6 Replies Latest reply on Sep 12, 2019 3:00 PM by Jens

    NFS problems after migrate of ldom to new host


      As we all know NFS mounted filesytems can cause all sorts of problems when in vfstab.


      We've migrated an ldom to a new host - worked fine on old host with no problems, all NFS mounts work fine. On the new host, not so, completely screws up. Will only book with every NFS entry in vfstab commented out.

      Even then when trying to mount manually, some work some of the time, some timeout.


      Question is:-


      1. What options in vfstab to ensure a failing NFS mount does not screw the entire system?

      2. What options are advisable for flakey NFS mounts in general?

      3. I gather TCP is the default, is it worth trying UDP?

        • 1. Re: NFS problems after migrate of ldom to new host


          1.  You need trubleshoot NFS problem.

               - Check networks error, logs, etc

          2.  You can add bg options for avoid server hangs at boot time.


          2.  In case NFS share is not mandatory for server, You can use autmount (auto_direct).



               This allow resolve some problem with  NFS avalability ( but can add some other problems)
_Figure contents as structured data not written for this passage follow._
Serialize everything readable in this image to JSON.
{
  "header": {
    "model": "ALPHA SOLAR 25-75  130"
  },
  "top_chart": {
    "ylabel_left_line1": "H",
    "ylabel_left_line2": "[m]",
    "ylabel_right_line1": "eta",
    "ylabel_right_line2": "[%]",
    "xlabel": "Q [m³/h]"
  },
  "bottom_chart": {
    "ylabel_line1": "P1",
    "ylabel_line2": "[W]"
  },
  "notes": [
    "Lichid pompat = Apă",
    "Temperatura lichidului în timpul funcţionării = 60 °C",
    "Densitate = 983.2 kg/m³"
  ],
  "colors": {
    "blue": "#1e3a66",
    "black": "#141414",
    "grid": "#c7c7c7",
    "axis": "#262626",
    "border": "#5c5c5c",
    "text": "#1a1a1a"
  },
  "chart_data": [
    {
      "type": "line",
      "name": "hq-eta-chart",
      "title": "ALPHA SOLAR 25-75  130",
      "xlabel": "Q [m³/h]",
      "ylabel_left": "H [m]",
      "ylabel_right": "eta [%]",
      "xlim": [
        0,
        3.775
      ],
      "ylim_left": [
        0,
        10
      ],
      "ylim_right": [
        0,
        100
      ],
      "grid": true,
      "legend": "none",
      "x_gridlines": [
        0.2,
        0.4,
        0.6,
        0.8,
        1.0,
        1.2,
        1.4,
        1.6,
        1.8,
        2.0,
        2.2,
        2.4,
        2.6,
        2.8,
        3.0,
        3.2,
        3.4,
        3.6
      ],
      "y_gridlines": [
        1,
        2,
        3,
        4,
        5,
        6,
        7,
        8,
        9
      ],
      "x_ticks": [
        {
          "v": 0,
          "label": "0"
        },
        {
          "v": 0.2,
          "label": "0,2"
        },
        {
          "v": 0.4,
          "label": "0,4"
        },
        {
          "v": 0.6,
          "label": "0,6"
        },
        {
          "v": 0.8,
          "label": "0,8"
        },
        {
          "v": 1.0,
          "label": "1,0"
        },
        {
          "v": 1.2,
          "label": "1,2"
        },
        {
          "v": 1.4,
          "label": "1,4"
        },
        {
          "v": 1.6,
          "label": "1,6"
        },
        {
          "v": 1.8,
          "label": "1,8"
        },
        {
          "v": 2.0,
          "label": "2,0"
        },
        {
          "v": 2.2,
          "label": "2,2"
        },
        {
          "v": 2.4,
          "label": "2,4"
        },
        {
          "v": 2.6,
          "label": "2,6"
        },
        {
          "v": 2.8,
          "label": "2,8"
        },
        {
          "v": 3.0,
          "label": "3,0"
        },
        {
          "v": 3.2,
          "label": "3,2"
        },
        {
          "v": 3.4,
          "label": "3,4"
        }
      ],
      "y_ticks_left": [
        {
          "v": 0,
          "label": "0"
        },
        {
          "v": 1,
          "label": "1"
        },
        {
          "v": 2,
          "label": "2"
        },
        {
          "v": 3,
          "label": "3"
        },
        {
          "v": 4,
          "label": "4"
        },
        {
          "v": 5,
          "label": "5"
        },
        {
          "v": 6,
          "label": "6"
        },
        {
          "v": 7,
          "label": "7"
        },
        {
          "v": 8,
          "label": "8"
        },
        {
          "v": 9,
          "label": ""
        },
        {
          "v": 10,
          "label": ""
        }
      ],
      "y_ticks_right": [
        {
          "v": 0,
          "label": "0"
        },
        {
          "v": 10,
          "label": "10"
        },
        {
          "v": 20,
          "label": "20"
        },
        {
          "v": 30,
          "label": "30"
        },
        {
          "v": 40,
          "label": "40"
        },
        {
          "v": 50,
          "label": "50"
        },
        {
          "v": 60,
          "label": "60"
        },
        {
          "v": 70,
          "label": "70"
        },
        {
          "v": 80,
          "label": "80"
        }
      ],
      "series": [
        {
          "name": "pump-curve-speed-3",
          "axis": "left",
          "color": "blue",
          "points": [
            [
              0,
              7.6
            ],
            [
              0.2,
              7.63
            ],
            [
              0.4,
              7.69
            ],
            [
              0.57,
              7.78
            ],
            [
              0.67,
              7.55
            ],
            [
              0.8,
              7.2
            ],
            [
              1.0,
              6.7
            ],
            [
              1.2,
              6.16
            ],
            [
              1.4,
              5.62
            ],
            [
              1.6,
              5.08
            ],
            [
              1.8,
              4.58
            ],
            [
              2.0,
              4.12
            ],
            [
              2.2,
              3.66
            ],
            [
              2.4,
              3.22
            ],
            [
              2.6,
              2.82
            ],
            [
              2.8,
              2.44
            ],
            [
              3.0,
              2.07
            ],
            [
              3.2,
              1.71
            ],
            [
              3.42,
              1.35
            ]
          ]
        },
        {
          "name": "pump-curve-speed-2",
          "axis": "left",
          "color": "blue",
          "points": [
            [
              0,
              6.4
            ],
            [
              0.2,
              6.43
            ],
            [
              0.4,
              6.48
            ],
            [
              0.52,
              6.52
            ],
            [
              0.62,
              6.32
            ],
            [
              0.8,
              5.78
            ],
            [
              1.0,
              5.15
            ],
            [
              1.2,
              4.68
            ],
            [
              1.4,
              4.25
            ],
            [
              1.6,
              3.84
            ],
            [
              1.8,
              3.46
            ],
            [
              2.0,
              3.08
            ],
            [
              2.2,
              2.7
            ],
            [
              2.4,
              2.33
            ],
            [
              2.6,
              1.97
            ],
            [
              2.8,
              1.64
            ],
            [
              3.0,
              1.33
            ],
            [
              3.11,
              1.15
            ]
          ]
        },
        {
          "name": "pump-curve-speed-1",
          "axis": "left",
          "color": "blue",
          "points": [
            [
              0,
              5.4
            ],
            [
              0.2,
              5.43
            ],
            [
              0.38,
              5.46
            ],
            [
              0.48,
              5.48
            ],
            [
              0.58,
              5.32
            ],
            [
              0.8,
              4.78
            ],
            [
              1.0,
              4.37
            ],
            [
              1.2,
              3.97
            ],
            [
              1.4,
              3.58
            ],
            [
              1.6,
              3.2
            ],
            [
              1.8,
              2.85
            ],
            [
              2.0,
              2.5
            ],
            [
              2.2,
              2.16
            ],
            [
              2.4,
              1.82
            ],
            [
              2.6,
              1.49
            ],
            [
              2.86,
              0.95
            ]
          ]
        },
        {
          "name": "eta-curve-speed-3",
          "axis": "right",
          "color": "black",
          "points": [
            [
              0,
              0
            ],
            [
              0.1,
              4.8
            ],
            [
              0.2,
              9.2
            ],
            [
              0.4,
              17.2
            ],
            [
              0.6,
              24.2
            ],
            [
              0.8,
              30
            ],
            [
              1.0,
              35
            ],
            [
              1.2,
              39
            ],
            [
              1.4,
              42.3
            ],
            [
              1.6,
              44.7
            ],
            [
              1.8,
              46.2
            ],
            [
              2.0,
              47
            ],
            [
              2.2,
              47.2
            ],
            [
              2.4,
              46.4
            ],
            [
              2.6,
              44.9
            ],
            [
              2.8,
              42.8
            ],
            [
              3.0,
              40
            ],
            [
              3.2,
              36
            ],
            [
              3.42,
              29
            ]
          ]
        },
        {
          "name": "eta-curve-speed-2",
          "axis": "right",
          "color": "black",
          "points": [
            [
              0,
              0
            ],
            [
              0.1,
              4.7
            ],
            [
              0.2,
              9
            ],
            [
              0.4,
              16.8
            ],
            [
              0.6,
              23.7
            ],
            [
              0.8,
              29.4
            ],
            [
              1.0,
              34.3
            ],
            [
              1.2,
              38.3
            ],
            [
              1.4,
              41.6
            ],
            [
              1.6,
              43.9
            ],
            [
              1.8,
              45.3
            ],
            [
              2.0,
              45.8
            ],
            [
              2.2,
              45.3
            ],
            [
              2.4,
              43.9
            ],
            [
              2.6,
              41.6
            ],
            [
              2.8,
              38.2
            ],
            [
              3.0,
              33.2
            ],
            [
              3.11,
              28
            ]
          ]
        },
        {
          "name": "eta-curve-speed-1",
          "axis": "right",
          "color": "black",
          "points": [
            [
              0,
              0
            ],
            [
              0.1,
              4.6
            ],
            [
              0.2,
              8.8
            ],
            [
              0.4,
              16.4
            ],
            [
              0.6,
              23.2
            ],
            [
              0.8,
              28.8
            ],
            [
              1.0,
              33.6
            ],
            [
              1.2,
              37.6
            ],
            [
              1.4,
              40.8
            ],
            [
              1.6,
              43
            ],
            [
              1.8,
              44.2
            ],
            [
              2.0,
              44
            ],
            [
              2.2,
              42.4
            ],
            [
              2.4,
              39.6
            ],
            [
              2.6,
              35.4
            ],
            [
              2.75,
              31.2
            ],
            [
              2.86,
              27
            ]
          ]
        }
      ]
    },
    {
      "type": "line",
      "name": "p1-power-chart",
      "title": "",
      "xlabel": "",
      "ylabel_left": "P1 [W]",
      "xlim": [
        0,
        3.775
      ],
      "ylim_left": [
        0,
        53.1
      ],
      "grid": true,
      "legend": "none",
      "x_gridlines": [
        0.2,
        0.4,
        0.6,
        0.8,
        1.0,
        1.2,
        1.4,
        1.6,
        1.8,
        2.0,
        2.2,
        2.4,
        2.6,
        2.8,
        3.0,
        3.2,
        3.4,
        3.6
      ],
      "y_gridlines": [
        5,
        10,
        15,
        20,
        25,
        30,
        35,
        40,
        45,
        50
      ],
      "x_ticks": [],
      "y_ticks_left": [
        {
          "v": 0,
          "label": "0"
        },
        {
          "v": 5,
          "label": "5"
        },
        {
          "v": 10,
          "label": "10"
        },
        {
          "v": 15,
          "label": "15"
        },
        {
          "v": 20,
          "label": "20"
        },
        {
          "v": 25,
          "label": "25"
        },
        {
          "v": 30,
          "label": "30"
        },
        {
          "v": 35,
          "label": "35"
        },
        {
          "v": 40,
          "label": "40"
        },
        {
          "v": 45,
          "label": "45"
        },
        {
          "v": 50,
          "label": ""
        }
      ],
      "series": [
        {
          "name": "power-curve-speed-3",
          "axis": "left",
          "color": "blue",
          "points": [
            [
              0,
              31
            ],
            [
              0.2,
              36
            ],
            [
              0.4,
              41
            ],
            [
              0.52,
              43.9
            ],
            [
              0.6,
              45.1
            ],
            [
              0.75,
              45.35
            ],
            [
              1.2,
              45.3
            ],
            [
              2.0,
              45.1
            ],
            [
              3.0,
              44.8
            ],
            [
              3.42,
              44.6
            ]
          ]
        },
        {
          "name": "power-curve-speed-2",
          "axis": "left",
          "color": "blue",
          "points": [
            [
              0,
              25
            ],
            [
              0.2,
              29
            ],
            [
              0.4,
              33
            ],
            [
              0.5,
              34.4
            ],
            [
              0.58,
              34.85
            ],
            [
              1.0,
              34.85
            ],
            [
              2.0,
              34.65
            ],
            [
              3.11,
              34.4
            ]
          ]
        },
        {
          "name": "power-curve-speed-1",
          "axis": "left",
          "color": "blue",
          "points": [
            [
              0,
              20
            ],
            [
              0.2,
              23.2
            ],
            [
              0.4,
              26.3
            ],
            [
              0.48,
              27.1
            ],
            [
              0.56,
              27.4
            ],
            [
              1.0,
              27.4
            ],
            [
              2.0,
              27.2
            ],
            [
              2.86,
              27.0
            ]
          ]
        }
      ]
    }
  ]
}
          • 2. Re: NFS problems after migrate of ldom to new host

            Thanks Nic. Yes bg has allowed us to, at least, get the server to boot.


            BUT some NFS mounts still wont mount at random. Sometimes they work, sometimes they don't. Even when trying to mount manually (mount <mountpoint>)


            Are there other things to try? UDP maybe instead of TCP?

            • 3. Re: NFS problems after migrate of ldom to new host


              In case it's possible, You should not masqurade problem. You should troubleshoot problem.

                1. Check logs errors on NFS server/client side.

                2. Analyse  network statistics

                3. What changed. 


              I not see reason why UDP can resolve your problem.





              • 4. Re: NFS problems after migrate of ldom to new host

                Did you actually migrate the ldom (ldm migrate-domain ...) or did you head a more unusal route migrating the contents (flar archive, ..)?

                If you did the ldm migrate, I'd wonder what might have changed from primary-old to primary-new. Do you have any kind of firewalling or tagged interface in the game, or maybe some static config (static arp entries, routing, mtu sizes,...)?

                In most cases, those things should give you a rather consistent yet unwanted experience.

                Tackling nfs: Which version of nfs are you using, do you have it e.g. kerberized?

                Do you get proper outputs from rpcinfo -p <filer> and showmount -e <filer>?
                Do you have multiple filer adresses/names or just one, do you have structurally different entries/mounts or basically just multiple of the same type?


                By chance, do you have multiple ip adresses 'up'  without constraining the use for outbound traffic (e.g. all but one interface marked 'deprecated', elaborated routing table)?

                As I happened to trip over it some time ago: If there is some firewall involved and you did a cold migration, you might also want to check wether you ended up with stale data in the connection/flow tables. Since source and destination are typically identical (src+port), you might hit outdated state and see e.g. syn packets being dropped as they come unexpected. If this happens for multiple filers, sequence and state might give you rather puzzling results.

                • 5. Re: NFS problems after migrate of ldom to new host

                  Did ldm migrate...

                  • 6. Re: NFS problems after migrate of ldom to new host

                    live migration between similar gear? I vaguely recall ntp drift being a source of issues while doing live migration for domains in compat mode across different cpus/speeds. That's where kerberos might make a crucial difference after a while ;-)

                    I suggest: to be able to help you faster and better: Rather than lettings us come up with lots of questions, you might give a more detailed overview of your setup to reduce the degrees of freedom.

                    You are positive that the issue is within your instance rather than the surrounding infrastructure/filer for what reason? Do you have capability and opportunity to switch back to the former host system?